In December 2013, a year into his second term, Barack Obama identified “dangerous and growing inequality and lack of upward mobility” as “the defining challenge of our time.” That observation — two years after Occupy Wall Street, four and half years into the “recovery” from the Great Recession, and eighteen years since the growing income share of the top one percent surpassed that of the bottom fifty percent — was both true and trivial.
Now, a long year into a new administration determined to deepen that divide — even as it mines its resentments — our inequality persists in starker and starker dimensions.
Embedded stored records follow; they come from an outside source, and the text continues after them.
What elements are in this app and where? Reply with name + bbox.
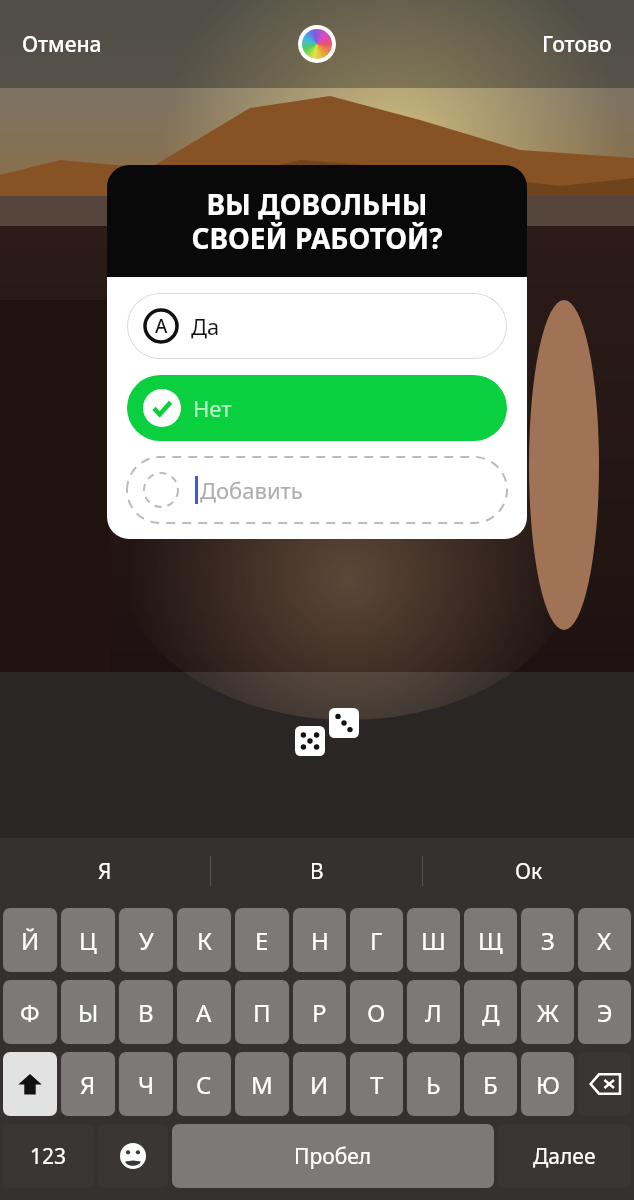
staticText: Я [98,857,112,886]
staticText: Пробел [294,1142,372,1171]
button[interactable]: 123 [3,1124,94,1188]
button[interactable]: Ок [423,838,634,904]
button[interactable]: Ь [407,1052,460,1116]
button[interactable]: Отмена [10,22,114,67]
button[interactable]: Пробел [172,1124,494,1188]
button[interactable]: Готово [530,22,624,67]
button[interactable]: С [177,1052,231,1116]
staticText: Й [21,924,40,957]
staticText: Н [311,924,329,957]
staticText: У [139,924,154,957]
button[interactable]: Backspace [578,1052,631,1116]
staticText: Т [370,1068,384,1101]
staticText: Я [80,1068,96,1101]
staticText: С [196,1068,212,1101]
staticText: Добавить [200,475,303,505]
staticText: Р [312,996,327,1029]
button[interactable]: А [177,980,231,1044]
button[interactable]: Г [350,908,403,972]
staticText: А [196,996,212,1029]
button[interactable]: И [293,1052,346,1116]
staticText: Ок [515,857,543,886]
button[interactable]: Я [0,838,210,904]
button[interactable]: Т [350,1052,403,1116]
button[interactable]: Х [578,908,631,972]
button[interactable]: Случайный выбор [289,700,345,744]
button[interactable]: Ц [61,908,115,972]
staticText: Ш [421,924,446,957]
button[interactable]: Эмодзи [98,1124,168,1188]
staticText: Отмена [22,30,102,59]
button[interactable]: В [119,980,173,1044]
staticText: И [310,1068,329,1101]
staticText: Г [370,924,383,957]
staticText: Ю [536,1068,560,1101]
staticText: Готово [542,30,612,59]
staticText: Щ [478,924,503,957]
staticText: Х [597,924,612,957]
staticText: Д [482,996,500,1029]
staticText: Ф [20,996,40,1029]
staticText: Л [425,996,442,1029]
button[interactable]: Е [235,908,289,972]
button[interactable]: У [119,908,173,972]
button[interactable]: К [177,908,231,972]
staticText: 123 [30,1142,67,1171]
button[interactable]: З [521,908,574,972]
staticText: Далее [533,1142,596,1171]
button[interactable]: Выбор цвета [295,22,339,66]
staticText: В [138,996,154,1029]
button[interactable]: Р [293,980,346,1044]
staticText: Да [191,311,220,341]
staticText: К [197,924,212,957]
staticText: Э [597,996,613,1029]
button[interactable]: Н [293,908,346,972]
staticText: Е [255,924,269,957]
button[interactable]: A [127,293,507,359]
button[interactable]: Ш [407,908,460,972]
staticText: М [251,1068,273,1101]
button[interactable]: Shift [3,1052,57,1116]
staticText: Нет [193,393,232,423]
staticText: Ы [78,996,99,1029]
staticText: Б [483,1068,498,1101]
button[interactable]: Нет [127,375,507,441]
button[interactable]: Б [464,1052,517,1116]
button[interactable]: Э [578,980,631,1044]
button[interactable]: М [235,1052,289,1116]
button[interactable]: Ж [521,980,574,1044]
staticText: Ц [79,924,97,957]
staticText: ВЫ ДОВОЛЬНЫ СВОЕЙ РАБОТОЙ? [191,185,443,257]
button[interactable]: Ч [119,1052,173,1116]
staticText: В [310,857,324,886]
button[interactable]: Добавить [127,457,507,523]
button[interactable]: В [211,838,422,904]
staticText: Ь [426,1068,441,1101]
staticText: A [155,313,168,339]
button[interactable]: Д [464,980,517,1044]
staticText: Ч [138,1068,155,1101]
staticText: Ж [537,996,559,1029]
button[interactable]: Й [3,908,57,972]
staticText: П [253,996,271,1029]
button[interactable]: Л [407,980,460,1044]
button[interactable]: Ф [3,980,57,1044]
button[interactable]: Я [61,1052,115,1116]
staticText: З [541,924,555,957]
staticText: О [367,996,386,1029]
button[interactable]: Ы [61,980,115,1044]
button[interactable]: Щ [464,908,517,972]
button[interactable]: Ю [521,1052,574,1116]
button[interactable]: Далее [498,1124,631,1188]
button[interactable]: П [235,980,289,1044]
button[interactable]: О [350,980,403,1044]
The digital project “Growing Apart: A Political History of American Inequality,” is an effort to grapple with that challenge — its dimensions, its roots, its causes, and its consequences.My motivation and interest in this project flows from several sources. As an historian of American public policy, I have written on the political economy of the New Deal, the politics of American health policy, and the long shadow of racial segregation in American cities. The central theme of this work, I came to realize, was the failure of public policy to redress inequality and, in many instances, its eagerness to sustain and widen that inequality.
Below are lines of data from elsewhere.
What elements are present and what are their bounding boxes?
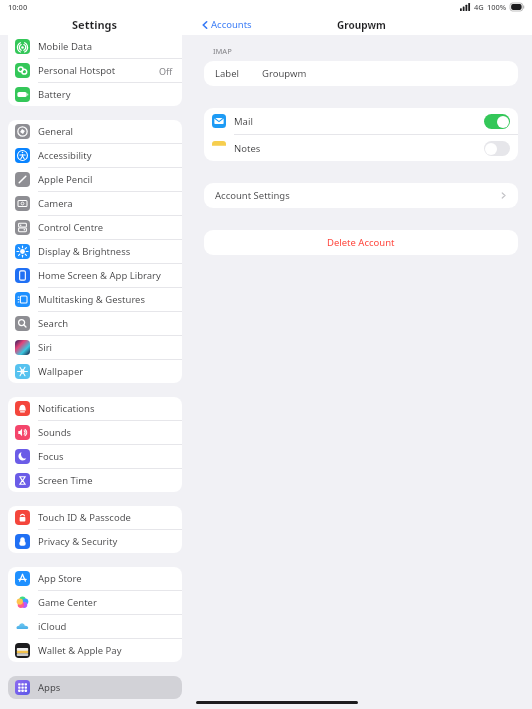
- button[interactable]: Account Settings: [204, 183, 518, 208]
- button[interactable]: Mobile Data: [8, 35, 182, 59]
- staticText: Home Screen & App Library: [38, 269, 173, 282]
- staticText: Mobile Data: [38, 40, 173, 53]
- staticText: Multitasking & Gestures: [38, 293, 173, 306]
- button[interactable]: Sounds: [8, 421, 182, 445]
- staticText: 10:00: [8, 2, 28, 12]
- staticText: Sounds: [38, 426, 173, 439]
- staticText: Search: [38, 317, 173, 330]
- button[interactable]: Battery: [8, 83, 182, 106]
- button[interactable]: Apps: [8, 676, 182, 699]
- button[interactable]: Privacy & Security: [8, 530, 182, 553]
- staticText: Off: [159, 65, 173, 77]
- staticText: Notifications: [38, 402, 173, 415]
- staticText: Touch ID & Passcode: [38, 511, 173, 524]
- button[interactable]: iCloud: [8, 615, 182, 639]
- staticText: 100%: [487, 2, 507, 12]
- staticText: Control Centre: [38, 221, 173, 234]
- button[interactable]: Notes: [204, 135, 518, 161]
- staticText: Privacy & Security: [38, 535, 173, 548]
- button[interactable]: Toggle on: [484, 114, 510, 129]
- button[interactable]: Wallet & Apple Pay: [8, 639, 182, 662]
- button[interactable]: Accounts: [200, 16, 254, 33]
- staticText: Accessibility: [38, 149, 173, 162]
- button[interactable]: Camera: [8, 192, 182, 216]
- button[interactable]: App Store: [8, 567, 182, 591]
- staticText: Game Center: [38, 596, 173, 609]
- staticText: General: [38, 125, 173, 138]
- staticText: 4G: [474, 2, 484, 12]
- staticText: Notes: [234, 142, 484, 155]
- staticText: Account Settings: [215, 189, 501, 202]
- staticText: Accounts: [211, 18, 252, 31]
- staticText: Display & Brightness: [38, 245, 173, 258]
- staticText: Siri: [38, 341, 173, 354]
- staticText: Label: [215, 67, 239, 80]
- staticText: Mail: [234, 115, 484, 128]
- button[interactable]: Personal Hotspot: [8, 59, 182, 83]
- staticText: App Store: [38, 572, 173, 585]
- button[interactable]: Label: [204, 61, 518, 86]
- button[interactable]: Apple Pencil: [8, 168, 182, 192]
- staticText: Groupwm: [337, 18, 386, 32]
- button[interactable]: Accessibility: [8, 144, 182, 168]
- staticText: IMAP: [213, 46, 232, 56]
- button[interactable]: Touch ID & Passcode: [8, 506, 182, 530]
- staticText: Apple Pencil: [38, 173, 173, 186]
- staticText: Apps: [38, 681, 61, 694]
- staticText: Settings: [72, 17, 118, 32]
- button[interactable]: Siri: [8, 336, 182, 360]
- staticText: Groupwm: [262, 67, 307, 80]
- staticText: Screen Time: [38, 474, 173, 487]
- button[interactable]: Multitasking & Gestures: [8, 288, 182, 312]
- staticText: Wallet & Apple Pay: [38, 644, 173, 657]
- staticText: Wallpaper: [38, 365, 173, 378]
- staticText: iCloud: [38, 620, 173, 633]
- button[interactable]: Delete Account: [204, 230, 518, 255]
- staticText: Personal Hotspot: [38, 64, 159, 77]
- staticText: Delete Account: [327, 236, 395, 249]
- button[interactable]: Notifications: [8, 397, 182, 421]
- button[interactable]: General: [8, 120, 182, 144]
- staticText: Camera: [38, 197, 173, 210]
- button[interactable]: Screen Time: [8, 469, 182, 492]
- staticText: Focus: [38, 450, 173, 463]
- button[interactable]: Mail: [204, 108, 518, 134]
- button[interactable]: Wallpaper: [8, 360, 182, 383]
- button[interactable]: Toggle off: [484, 141, 510, 156]
- button[interactable]: Control Centre: [8, 216, 182, 240]
- button[interactable]: Game Center: [8, 591, 182, 615]
- staticText: Battery: [38, 88, 173, 101]
- button[interactable]: Focus: [8, 445, 182, 469]
- button[interactable]: Display & Brightness: [8, 240, 182, 264]
- button[interactable]: Search: [8, 312, 182, 336]
- button[interactable]: Home Screen & App Library: [8, 264, 182, 288]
As a faculty member at a large public university, I have, over the last quarter century, seen the fortunes and expectations of my students hammered by unrelenting economic challenges, including the erosion of state support for K-12 and post-secondary education.
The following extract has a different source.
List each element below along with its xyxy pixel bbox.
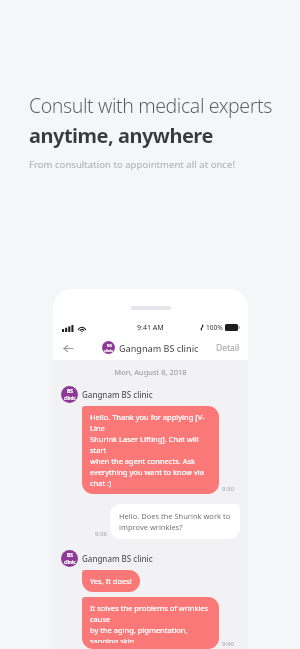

And, as a researcher for a state policy think-tank (the Iowa Policy Project, an affiliate of the Economic Policy Institute’s EARN network), I have come to appreciate not just the corrosive effect that bad policy can have on equality and equal opportunity, but the damage that inequality can do to democratic aspirations and institutions.
For all of these reasons — academic, pedagogical, and political — I started assembling “Growing Apart.” Some of the pieces first appeared as blog posts for various outlets, and preliminary versions of the project were published at Inequality.org and as a series at Dissent. Intended as a “live” resource, this new version of Growing Apart incorporates the latest data and new research (especially in the wake of the Great Recession) on inequality’s causes and consequences.